Ben Tindall, executive director of Save Family Farming, says the gap between Trump's public messaging and ICE's actual enforcement is impossible to ignore.
"The narrative that the administration is preaching is not translating here on the ground," Tindall said.
This isn't a surprise to anyone who's been paying attention. Trump's "worst of the worst" framing has always been cover for mass deportation. The cruelty is the point -- and so is the economic disruption to industries that rely on immigrant labor.
An Industry Already on Life Support
Washington state currently ranks dead last in the nation for farm profitability. The agricultural sector here was already struggling before ICE started raiding fields. Now farmers face the very real possibility that this fall's harvest will rot on the vine because there's no one left to pick it.
"If that workforce is scared to go to work because they or their family might be targeted by ICE, that puts your entire operation in jeopardy," Tindall said. "This is just another nail in the coffin of Washington agriculture."
Kraght puts it more bluntly: "If we didn't have them this country would fall flat on its face."
He's right. Undocumented workers make up a significant portion of the agricultural workforce nationwide. They do backbreaking labor for low wages in an industry that American citizens have shown little interest in joining.

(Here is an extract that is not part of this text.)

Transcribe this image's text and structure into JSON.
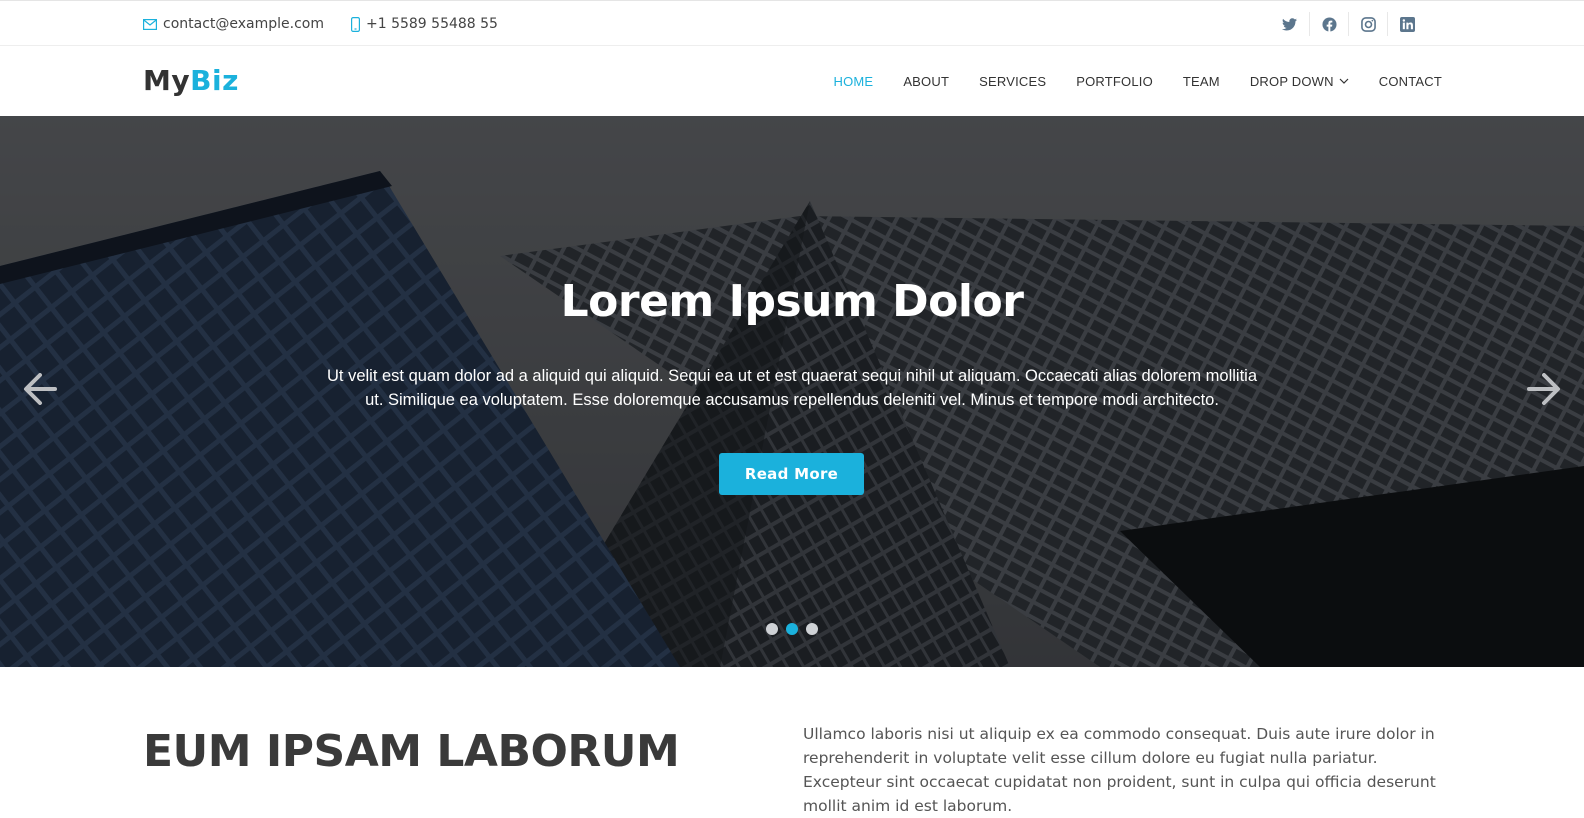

Deporting them en masse doesn't create jobs for Americans -- it creates food shortages and economic collapse in rural communities.
Leopards, Faces, Etc.
There's a grim irony in watching Trump supporters realize they've been conned. Kraght voted for policies that are now destroying his own livelihood. He believed the lie that immigration enforcement could be surgical -- that agents would somehow only round up "bad hombres" while leaving the "good ones" alone.
That was never the plan. Mass deportation doesn't work that way. ICE doesn't have the time, resources, or frankly the interest to distinguish between a farmworker with a clean record and someone with a criminal history. The goal is volume. The goal is fear. The goal is to make life so unbearable for undocumented people that they either self-deport or live in constant terror.
Kraght says he hopes agents will "stop going after the people we need." But need has nothing to do with it. This administration has made clear that cruelty toward immigrants is a feature, not a bug.
What Happens Next
Farm advocates are calling on Congress and the Trump administration to implement comprehensive immigration reform instead of relying on raids and intimidation. That's a reasonable ask, but it requires the administration to care about policy outcomes rather than performative cruelty.
So far, there's no evidence they do.
Meanwhile, Washington farmers are left to reckon with the consequences of their votes. Kraght says he feels his government has let him down. The truth is simpler: his government is doing exactly what it promised. He just didn't think the leopards would eat his face.